John and Liz Yelland: Lake Alexandra wetland
Bottle number: 73
About the water
Collected at: A wetland on the south-western shore of Lake Alexandrina, [near Point Sturt], South Australia
E: 314652, N: 6073276, Zone 54
Collected by: John and Liz Yelland
This wetland is part of my farm.
Since there was no water to collect, I have tested the soil instead, using the protocols used by the CSIRO supervised Acid Sulfate Soils monitoring program.
1 to 5 Electrical conductivity: 920 uS
pH: 5.5 (Merck strips) Slightly acidic, typical of dry surfaces around the Lakes. The vegetation and frogs don't seem to mind.
ACT Waterwatch says:
The lower lakes are under terrible threat, and having landholders with such long memories is crucial to helping us restore them (if that is even possible). While this site is pretty salty, it's certainly not the worst out there.
About the site
This wetland is part of my farm. Settled in 1862 by my great-great grandfather and family, it is part of the lands of the Ngarrindjeri people, around the shores of Lake Alexandrina, Australia's largest natural freshwater lake. They considered this part of the Lake shore to be a particularly rich place to gather freshwater mussels, swan eggs, ducks and fish. Many camp sites are nearby. My father described people coming from Raukkan (Pt Mcleay mission) in the 1920s to fish and camp.
The shore is low lying and the water level in the Lake changed depending on the flow in the Murray River. Floods were common. This particular wetland was a boggy flood-way leading to an ephemeral lagoon. Sometimes it would have had up to half a metre of water, other times it would have been dry. On the northern side of the floodway was a slightly higher piece of ground, used by the farm as grazing land. Access was difficult over the mud, so a short ford was made by the family, using logs laid side by side – a 'corduroy' road.
All this was flooded by the completion of the Barrage system across the Murray Mouth in 1940. The Lake level rose to a new 'pool' level of about 750 mm above sea level, and was maintained there by the operation of the gates in the barrages.
The reason for this was the ever-increasing salinity of the Lake water. Having moved to the area in the 1850s to 1870s for the fresh water supply and abundant vegetation on the Lakes, the early settlers were dismayed to find the water becoming more salty as the river flows were reduced by the then-new irrigation schemes and diversions to towns in Victoria and New South Wales. Despite the ending of the 'federation' drought, things had not improved in the Lower Lakes. By 1912, parliamentary inquiries had begun to decide on a solution.

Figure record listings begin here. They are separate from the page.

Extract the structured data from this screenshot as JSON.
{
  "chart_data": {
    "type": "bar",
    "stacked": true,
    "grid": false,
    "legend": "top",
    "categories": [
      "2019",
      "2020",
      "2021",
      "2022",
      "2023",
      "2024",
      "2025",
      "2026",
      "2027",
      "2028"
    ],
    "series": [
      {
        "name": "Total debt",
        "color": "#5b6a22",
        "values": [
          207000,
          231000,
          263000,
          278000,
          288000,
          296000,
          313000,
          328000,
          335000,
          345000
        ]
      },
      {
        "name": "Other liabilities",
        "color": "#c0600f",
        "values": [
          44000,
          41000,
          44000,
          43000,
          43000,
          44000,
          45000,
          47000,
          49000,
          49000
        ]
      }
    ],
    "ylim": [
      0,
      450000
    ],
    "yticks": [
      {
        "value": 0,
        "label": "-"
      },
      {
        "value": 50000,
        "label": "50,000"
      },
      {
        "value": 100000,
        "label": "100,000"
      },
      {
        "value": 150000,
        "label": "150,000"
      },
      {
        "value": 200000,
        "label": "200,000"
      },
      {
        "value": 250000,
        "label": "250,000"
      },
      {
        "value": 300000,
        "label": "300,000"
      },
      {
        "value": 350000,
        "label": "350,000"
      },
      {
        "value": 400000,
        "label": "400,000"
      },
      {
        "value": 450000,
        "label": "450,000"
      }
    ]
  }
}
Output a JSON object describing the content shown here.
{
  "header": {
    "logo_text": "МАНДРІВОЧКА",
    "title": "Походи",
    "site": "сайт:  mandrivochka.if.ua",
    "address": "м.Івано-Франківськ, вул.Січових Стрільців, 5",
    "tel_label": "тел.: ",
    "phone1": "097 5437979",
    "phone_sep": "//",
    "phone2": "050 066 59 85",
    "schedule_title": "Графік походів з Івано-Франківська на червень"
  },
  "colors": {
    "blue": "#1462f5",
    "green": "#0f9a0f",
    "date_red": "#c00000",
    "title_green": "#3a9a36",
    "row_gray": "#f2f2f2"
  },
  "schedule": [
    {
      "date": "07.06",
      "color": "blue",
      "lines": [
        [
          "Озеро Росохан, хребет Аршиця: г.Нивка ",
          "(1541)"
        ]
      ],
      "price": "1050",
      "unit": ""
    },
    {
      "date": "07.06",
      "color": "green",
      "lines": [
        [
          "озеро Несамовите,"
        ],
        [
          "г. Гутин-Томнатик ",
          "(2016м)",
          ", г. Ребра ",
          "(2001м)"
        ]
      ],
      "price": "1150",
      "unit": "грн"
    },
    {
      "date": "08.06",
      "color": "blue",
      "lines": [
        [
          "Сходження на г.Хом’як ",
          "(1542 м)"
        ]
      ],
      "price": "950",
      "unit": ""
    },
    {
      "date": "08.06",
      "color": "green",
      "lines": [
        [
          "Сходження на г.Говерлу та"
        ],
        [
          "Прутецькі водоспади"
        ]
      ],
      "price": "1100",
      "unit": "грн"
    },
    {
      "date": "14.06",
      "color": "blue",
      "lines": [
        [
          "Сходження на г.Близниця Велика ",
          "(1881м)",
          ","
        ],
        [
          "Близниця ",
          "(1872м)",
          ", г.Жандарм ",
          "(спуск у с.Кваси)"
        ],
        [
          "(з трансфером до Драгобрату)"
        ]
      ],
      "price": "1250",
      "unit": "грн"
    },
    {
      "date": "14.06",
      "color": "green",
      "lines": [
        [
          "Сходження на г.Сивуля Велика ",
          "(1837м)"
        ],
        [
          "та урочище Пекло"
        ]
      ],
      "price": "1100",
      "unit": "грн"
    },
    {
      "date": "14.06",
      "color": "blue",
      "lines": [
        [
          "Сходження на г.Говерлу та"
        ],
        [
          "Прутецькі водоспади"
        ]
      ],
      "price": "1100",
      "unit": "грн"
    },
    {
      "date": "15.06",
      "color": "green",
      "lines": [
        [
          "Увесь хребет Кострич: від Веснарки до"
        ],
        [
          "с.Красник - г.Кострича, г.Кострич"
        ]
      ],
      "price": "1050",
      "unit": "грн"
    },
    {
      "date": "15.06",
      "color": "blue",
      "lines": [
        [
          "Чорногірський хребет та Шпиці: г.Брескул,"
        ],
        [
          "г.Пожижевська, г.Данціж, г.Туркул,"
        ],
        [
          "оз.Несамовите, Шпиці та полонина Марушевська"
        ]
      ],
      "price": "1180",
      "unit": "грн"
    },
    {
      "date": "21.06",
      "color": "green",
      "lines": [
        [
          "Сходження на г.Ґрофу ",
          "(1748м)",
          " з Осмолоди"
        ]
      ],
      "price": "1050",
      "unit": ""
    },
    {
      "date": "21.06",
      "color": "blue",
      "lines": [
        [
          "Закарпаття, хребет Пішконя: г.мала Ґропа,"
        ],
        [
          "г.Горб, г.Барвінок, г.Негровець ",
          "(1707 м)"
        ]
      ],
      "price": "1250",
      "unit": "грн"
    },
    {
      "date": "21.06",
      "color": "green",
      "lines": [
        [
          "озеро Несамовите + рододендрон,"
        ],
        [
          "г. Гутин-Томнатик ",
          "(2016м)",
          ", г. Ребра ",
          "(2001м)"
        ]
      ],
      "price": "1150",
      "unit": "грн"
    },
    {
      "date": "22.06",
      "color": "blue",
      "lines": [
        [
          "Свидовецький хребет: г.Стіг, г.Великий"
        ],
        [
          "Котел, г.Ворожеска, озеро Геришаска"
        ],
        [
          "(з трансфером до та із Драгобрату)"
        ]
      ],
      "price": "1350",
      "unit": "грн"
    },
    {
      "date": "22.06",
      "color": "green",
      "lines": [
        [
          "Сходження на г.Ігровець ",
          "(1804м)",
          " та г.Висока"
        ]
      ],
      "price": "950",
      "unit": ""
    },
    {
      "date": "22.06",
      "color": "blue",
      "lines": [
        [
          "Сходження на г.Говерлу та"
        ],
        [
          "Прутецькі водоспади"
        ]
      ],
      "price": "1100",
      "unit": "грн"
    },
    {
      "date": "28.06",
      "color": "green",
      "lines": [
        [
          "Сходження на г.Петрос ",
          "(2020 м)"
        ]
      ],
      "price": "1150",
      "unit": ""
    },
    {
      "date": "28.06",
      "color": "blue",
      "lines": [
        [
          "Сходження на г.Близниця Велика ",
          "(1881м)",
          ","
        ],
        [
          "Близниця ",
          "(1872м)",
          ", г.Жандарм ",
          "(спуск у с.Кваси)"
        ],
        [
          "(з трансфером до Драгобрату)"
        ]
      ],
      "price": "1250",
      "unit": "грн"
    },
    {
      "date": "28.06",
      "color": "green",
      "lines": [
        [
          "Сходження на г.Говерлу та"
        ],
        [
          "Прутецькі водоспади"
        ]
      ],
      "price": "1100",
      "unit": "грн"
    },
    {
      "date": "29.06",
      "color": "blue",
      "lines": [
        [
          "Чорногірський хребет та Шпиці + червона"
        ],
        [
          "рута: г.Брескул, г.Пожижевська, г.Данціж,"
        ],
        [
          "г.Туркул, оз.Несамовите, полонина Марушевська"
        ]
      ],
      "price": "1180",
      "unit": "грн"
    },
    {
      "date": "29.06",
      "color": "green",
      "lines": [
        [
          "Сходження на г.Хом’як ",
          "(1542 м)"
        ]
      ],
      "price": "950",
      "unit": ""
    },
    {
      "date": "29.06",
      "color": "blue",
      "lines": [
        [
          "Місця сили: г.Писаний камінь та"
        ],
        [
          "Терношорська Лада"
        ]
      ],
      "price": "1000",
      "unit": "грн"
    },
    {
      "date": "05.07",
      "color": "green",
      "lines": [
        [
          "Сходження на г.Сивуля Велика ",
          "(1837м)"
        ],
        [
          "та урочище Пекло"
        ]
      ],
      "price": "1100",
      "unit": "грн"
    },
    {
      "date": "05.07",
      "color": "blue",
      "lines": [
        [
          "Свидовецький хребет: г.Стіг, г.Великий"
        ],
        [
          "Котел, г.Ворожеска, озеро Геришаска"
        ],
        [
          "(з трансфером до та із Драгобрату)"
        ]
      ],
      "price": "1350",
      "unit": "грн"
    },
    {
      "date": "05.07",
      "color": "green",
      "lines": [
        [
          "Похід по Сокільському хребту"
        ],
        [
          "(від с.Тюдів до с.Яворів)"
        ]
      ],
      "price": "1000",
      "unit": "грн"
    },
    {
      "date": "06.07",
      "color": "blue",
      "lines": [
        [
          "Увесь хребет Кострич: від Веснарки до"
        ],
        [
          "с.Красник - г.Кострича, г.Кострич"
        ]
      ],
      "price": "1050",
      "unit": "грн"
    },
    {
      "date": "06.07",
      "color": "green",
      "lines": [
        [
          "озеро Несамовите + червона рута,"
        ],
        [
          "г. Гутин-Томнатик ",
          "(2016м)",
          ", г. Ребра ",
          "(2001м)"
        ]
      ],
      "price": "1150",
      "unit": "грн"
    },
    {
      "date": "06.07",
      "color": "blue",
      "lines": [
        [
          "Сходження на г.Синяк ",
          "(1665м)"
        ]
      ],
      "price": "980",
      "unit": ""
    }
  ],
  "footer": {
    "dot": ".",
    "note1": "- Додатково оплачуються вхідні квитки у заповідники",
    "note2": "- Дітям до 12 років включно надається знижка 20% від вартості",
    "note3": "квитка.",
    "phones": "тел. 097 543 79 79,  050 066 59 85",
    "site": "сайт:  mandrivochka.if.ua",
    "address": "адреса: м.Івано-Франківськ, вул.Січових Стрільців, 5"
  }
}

The locks, weirs and barrages were being built, to control the flow.
The new Lake level and return of regular fresh water in 1940 was a boon to the local farmers who embraced the irrigation of pastures with gusto. All seemed to be well. However, in 1981, the Murray Mouth closed due to lack of river flow. By 2006, the Lake level was noticeably reduced. By 2007-8 it was very low. In 2009, it reached more than a metre below sea level. It now seems that it might die, becoming a vast salt lake.
The receding waters left a vast plain of mud and dead shell fish. On this I found the remains of the 'corduroy' road. Gradually, the mud has naturally grown reeds, grasses and other vegetation. This year, there was sufficient rain to fill this area with water to ~200 mm. Again, it became an ephemeral wetland. A boggy mud and vegetation became a home for a vast chorus of frogs and many thousands of tadpoles. The herons flew in, the terns hovered. The frogs survived.
I had hoped to collect some water, but the fierce heat of the last couple of weeks has dried it out, so the sample bottle contains only some damp sand.
What's going on:
The Lake shore is generally naturally vegetating. That is certainly the case in this area where there has been no attempt at planting or aerial seeding.
There are plans to do a lot of planting of natives mainly to control wind erosion and to assist in the reduction of acid production by the drying soils.
Regular supervised monitoring of acid sulfate soils is being done at more than 30 sites around the Lakes. This site is near one of them.
The main problem I have is feral cattle eating the grass and disturbing the ground. The shoreline of the Lake is gradually being fenced to stop stock wandering, but this has only recently started in earnest.
Further active vegetation planting near this area, on the exposed Lake bed, by the local Landcare group, is planned for next year.